I haven't actually had to use it to commute since '95, when I changed
employers again and once again was able to commute to
the city on the bus. (The insurance company required a
photocopy of my New Jersey Transit monthly bus pass to
reduce my premium to non-commuter status. ;-> )

But the writing is on the wall -- a low-speed collision a
couple of years ago punched a hole in the front bumper, which
turned out to be no longer easily replaceable -- it's
patched with black-painted duct tape in order to be able
to pass inspection. Similarly, a total replacement of
the exhaust system last summer (including catalytic
converter, and an emission sensor which was original
equipment) was touch-and-go to locate the replacement parts.

I would love to be able to just donate the car to charity and return
to the carless life I enjoyed 22 years ago, but my knees
have deteriorated in the meantime, and I can't walk long
distances as easily as I once did. I'm not looking forward
to buying a new one, at 2 1/2 times the price of that Geo,
and overloaded with chirping electronics :-( .

Anonymous said...

IT'S A GEO!

http://www.youtube.com/watch?v=rPSW65aRaHs

jimf said...

> IT'S A GEO!

This is mine (same year, same model, same color):

http://upload.wikimedia.org/wikipedia/commons/2/2c/90-92_Geo_Prizm.jpg

(Now somebody's going to track me down and murder me. :-0 ).

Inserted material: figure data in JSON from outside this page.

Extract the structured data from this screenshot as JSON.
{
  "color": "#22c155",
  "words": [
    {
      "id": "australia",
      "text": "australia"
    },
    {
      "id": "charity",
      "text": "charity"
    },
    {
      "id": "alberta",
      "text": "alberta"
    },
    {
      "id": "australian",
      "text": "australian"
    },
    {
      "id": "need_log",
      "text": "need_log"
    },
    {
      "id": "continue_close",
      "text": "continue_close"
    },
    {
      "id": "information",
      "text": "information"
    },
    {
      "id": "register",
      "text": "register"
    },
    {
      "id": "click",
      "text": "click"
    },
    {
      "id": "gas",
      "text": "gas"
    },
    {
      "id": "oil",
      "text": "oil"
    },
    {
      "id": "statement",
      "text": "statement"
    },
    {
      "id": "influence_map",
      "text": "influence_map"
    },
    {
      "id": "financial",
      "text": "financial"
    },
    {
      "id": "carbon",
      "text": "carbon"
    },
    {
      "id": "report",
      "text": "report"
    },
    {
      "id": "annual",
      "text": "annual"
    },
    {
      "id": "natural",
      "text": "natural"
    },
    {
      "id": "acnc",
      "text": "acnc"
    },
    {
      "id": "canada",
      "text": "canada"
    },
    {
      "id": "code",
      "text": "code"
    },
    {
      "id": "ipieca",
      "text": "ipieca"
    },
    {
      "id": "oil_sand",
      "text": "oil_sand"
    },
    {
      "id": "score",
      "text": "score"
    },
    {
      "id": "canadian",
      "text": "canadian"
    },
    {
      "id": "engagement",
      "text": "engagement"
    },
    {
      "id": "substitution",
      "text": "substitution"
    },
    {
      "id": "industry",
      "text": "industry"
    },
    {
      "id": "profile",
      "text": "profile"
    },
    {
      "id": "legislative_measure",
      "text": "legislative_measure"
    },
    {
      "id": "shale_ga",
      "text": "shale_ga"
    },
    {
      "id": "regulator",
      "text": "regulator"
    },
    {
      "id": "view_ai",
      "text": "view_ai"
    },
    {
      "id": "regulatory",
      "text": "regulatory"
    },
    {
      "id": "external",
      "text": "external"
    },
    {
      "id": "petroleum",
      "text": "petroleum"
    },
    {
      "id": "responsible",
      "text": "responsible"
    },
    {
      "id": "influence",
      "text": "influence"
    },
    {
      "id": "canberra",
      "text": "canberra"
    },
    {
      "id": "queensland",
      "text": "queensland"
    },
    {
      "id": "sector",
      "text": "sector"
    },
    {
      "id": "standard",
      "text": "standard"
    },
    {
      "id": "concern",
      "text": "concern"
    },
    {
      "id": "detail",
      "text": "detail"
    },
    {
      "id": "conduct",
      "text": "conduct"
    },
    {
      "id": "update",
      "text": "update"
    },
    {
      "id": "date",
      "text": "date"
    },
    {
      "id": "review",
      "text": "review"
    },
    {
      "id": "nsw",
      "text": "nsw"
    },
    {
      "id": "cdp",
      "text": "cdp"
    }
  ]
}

But seriously, I haven't been an aficionado of "car culture"
since I was 10. And the older I get, the tighter I grip the
wheel when I venture out on the road.

Oh, that reminds me. I had a charming adventure some years
ago one weekend. I had spent a Saturday afternoon at
a Barnes & Noble on Route 17. I was driving home, and
a pack of roaring motorcycles began zooming past me,
one by one. This was distracting enough that I was
splitting my attention between my rearview mirror and
the road ahead, and suddenly, one of the motorcycles
decelerated abruptly and came almost to a complete
stop ahead of me while deciding whether to turn
into a -- I don't know -- a Burger King, or something.

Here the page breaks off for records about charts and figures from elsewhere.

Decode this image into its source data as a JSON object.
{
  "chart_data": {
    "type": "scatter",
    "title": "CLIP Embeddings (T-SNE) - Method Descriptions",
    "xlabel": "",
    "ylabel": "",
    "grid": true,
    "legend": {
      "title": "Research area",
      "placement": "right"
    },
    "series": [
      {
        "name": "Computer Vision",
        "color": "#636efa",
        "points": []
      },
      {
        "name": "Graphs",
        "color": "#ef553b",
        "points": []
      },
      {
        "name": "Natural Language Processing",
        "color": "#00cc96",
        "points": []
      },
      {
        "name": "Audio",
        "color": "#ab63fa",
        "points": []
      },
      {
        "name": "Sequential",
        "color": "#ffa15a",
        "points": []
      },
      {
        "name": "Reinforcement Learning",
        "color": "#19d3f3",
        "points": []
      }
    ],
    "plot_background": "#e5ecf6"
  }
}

When I saw him stopped ahead of me, I slammed hard on
my brakes, and I swear that (with tires squealing)
I came to a stop within six inches of him. If I'd hit
him, he probably would have died on my windshield
that fine day. I hope to God he realized that,
and peed his macho leather pants over it.

This incident was similar to what some people stage
in a car in order to commit insurance fraud --
something called "swoop and squat". It's hard for
me to believe anybody would be stupid enough to
try that on a motorcycle, though.

Unknown said...

Jay here. It seems highly plausible that over 75% of Americans live in areas where carlessness is not a practical option. Outside of half a dozen cities, there's pretty much no public transportation in the US, and most of the country is zoned in ways that make locating businesses within walkable distance of housing difficult. I used to live near DC, and even with a car my commute was 1.5 hours each way.

I recall reading that when a driver's license is suspended, there is about a 98% likelihood that the driver will continue to drive.

I'm all for better public transit, but local homeowners tend to object, as neighborhoods that cannot easily be accessed by poor people command a premium price.

Dale Carrico said...

It seems highly plausible that over 75% of Americans live in areas where carlessness is not a practical option.

Not to me. Unless "practical" denotes the convenience (so-called) of a life indistinguishable from one shaped by lifelong personal car use. Nevertheless, I am quite happy to agree with you that a non-negligible proportion of the rural and suburban population presently does need access to cars for now, hence that the focus should be, as we already agree, on the expansion of public transportation infrastructure, electric carshares, and zoning for walkable cities for now. Else, I now know from ample experience this conversation becomes roughly as impossible without needing to be as conversations with people who think gun safety regulation is taking their guns away or freedom of conscience kills baby jebus and so on.